Nearshoring is an outsourcing model where a business sends tasks to a third party firm operating in a neighboring country. From the name itself, you can tell that this model highly considers the proximity of the outsourcing destination to harness the location’s lingual, geographical, and cultural advantages.
Benefits of nearshoring
Most businesses resort to nearshoring to benefit from the destination’s affinity with the source country, and not mainly to save travel and communication costs.
Let’s say you’re a company based in Argentina that caters to Spanish-speaking customers across South America. You want to engage with your consumers better through phone-based customer service, but you don t find your local labor force fit for the services you want to carry out. You may consider outsourcing to a South Asian location, but you’re afraid that the people there won’t be able to connect with your Latin American market. What should you do then? Find a neighbor country whose workforce also speaks your language and lives your culture, perhaps Costa Rica or Chile.
If your business’ main concern is quality monitoring and accessibility of the outsourced services, your answer still lies in nearshoring. Some tasks, particularly those in the production industry, need to be closely supervised for quality assurance, so overseas operation may not be the best choice. In cases like this, it would be more ideal to farm out to a nation that’s just a border away from your headquarters. This way, you can travel between two locations or communicate with your outsourced staff with greater ease at lower costs.
Where to nearshore?
In determining the right nearshore destination, you should first list down what you need from an outsourcing firm and what your choices can offer you.
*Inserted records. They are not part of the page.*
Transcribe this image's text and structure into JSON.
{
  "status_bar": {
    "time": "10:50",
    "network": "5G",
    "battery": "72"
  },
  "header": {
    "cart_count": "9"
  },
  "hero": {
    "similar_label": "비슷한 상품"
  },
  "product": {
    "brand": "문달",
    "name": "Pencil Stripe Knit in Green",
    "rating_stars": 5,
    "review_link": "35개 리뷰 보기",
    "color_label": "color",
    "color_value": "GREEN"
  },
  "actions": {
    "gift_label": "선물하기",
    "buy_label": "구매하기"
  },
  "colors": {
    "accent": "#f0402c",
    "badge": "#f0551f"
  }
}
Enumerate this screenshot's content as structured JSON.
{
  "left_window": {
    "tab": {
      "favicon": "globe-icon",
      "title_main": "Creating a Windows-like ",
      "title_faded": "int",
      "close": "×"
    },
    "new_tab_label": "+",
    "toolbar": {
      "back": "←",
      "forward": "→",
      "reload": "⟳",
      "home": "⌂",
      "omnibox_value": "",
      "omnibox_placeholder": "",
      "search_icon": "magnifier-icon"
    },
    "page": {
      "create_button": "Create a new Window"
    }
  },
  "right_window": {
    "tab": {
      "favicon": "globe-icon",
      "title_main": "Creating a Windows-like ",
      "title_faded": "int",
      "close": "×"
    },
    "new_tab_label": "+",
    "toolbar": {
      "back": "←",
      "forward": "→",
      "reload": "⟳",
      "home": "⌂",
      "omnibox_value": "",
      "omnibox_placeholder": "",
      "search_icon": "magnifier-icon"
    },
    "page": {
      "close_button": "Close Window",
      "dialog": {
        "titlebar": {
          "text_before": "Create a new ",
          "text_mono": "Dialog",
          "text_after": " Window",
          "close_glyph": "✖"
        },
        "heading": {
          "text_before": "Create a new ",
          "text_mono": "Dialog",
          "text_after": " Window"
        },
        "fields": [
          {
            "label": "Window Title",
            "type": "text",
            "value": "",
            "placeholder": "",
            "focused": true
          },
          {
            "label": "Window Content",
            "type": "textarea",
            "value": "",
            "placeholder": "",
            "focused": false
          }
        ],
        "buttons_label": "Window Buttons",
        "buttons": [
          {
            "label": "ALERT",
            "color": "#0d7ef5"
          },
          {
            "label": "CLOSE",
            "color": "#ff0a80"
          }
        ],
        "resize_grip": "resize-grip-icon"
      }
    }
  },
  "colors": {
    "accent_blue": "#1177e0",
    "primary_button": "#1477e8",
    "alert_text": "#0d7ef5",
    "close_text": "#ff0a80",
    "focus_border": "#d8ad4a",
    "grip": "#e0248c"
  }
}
If you don t want time zones to cause conflict between your staff’s availability and your customers’ needs, then operate in a zone where your market concentrates. And if you want to have a central location instead of setting up various offices across different regions, then outsource to a geographically accessible multilingual call center that delivers voice services in the languages that your consumers speak.
As with any type of outsourcing venture, there are many important things to consider before you enter a nearshoring deal. Take a closer look at your prospects to ensure that they would not just bridge geographic distances but the quality, language, and culture gaps as well.